Watching breast cancer survivors and Mothers Against Drunk Driving (to name just 2 groups), we have learned the power of advocacy groups. In both cases, women who shared similar experiences and values banded together to change the system legislatively and culturally. They spoke with bold voices, and they rose above the status quo. They lobbied state legislators and Congress to increase research money for breast cancer and to change laws related to speeding and driving under the influence of alcohol. They took to the air-waves in their attempt to change attitudes. In each case, they were powerful and effective forces for change.
We need a new healthcare system. Nurses and physicians can speak out to engage the public in this important dialogue. We can insist that healthcare be in every candidate’s platform and be a part of every political debate. We can remind our patients, our legislators, and our professional organizations that the status quo is unacceptable. We need reform so that people will receive the care they need soon enough to make a difference. We need to improve the quality of the care we give while stabilizing its costs.
The goal of changing our healthcare system may appear impossible—a Don Quixote sort of battle. But as nurses and physicians, we have the most extraordinary power to create change. We have credibility because we are on the front lines. We see the consequences every day of the inefficiencies and cruelties of the system. We can tell stories that put a face on the crisis and make it difficult for legislators to continue business as usual. We can communicate the tragedy of our healthcare system as no others can. We also care what happens to our patients and their families and take joy in caring for someone who is critically ill.
We can turn to baseball for a lesson in perseverance and joy in the game.

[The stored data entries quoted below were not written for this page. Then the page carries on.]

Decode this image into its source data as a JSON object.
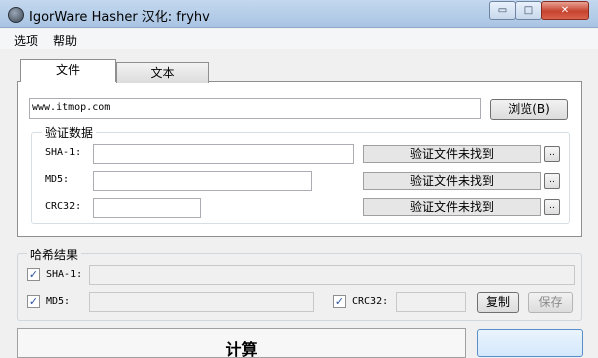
{
  "window": {
    "title": "IgorWare Hasher 汉化: fryhv",
    "minimize": "▭",
    "maximize": "□",
    "close": "✕"
  },
  "menu": {
    "items": [
      "选项",
      "帮助"
    ]
  },
  "tabs": [
    "文件",
    "文本"
  ],
  "file": {
    "path_value": "www.itmop.com",
    "browse_label": "浏览(B)"
  },
  "verify": {
    "title": "验证数据",
    "rows": [
      {
        "label": "SHA-1:",
        "status": "验证文件未找到",
        "more": ".."
      },
      {
        "label": "MD5:",
        "status": "验证文件未找到",
        "more": ".."
      },
      {
        "label": "CRC32:",
        "status": "验证文件未找到",
        "more": ".."
      }
    ]
  },
  "results": {
    "title": "哈希结果",
    "sha1_label": "SHA-1:",
    "md5_label": "MD5:",
    "crc32_label": "CRC32:",
    "copy_label": "复制",
    "save_label": "保存",
    "check_mark": "✓"
  },
  "bottom": {
    "action_label": "计算"
  }
}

When a journalist asked Mr Anderson what it was like to be playing in the AAA league with young men who were just starting their careers, he said, “The best part is I get to play. I don’t like watching others play. As long as I can run and throw, I’m going to keep playing until I can’t.”1 Mr Anderson does not have total control over the game. If he did, he’d be hitting the baseball every time he is up at bat, but he loves the game and controls the moment when he is at bat. Most of us have far more control than we realize at the intersection of care. We need to “rise above” the sense of hopelessness that many (especially our patients) have adopted related to healthcare and ask ourselves what we can do to make a difference. Then we need to do it!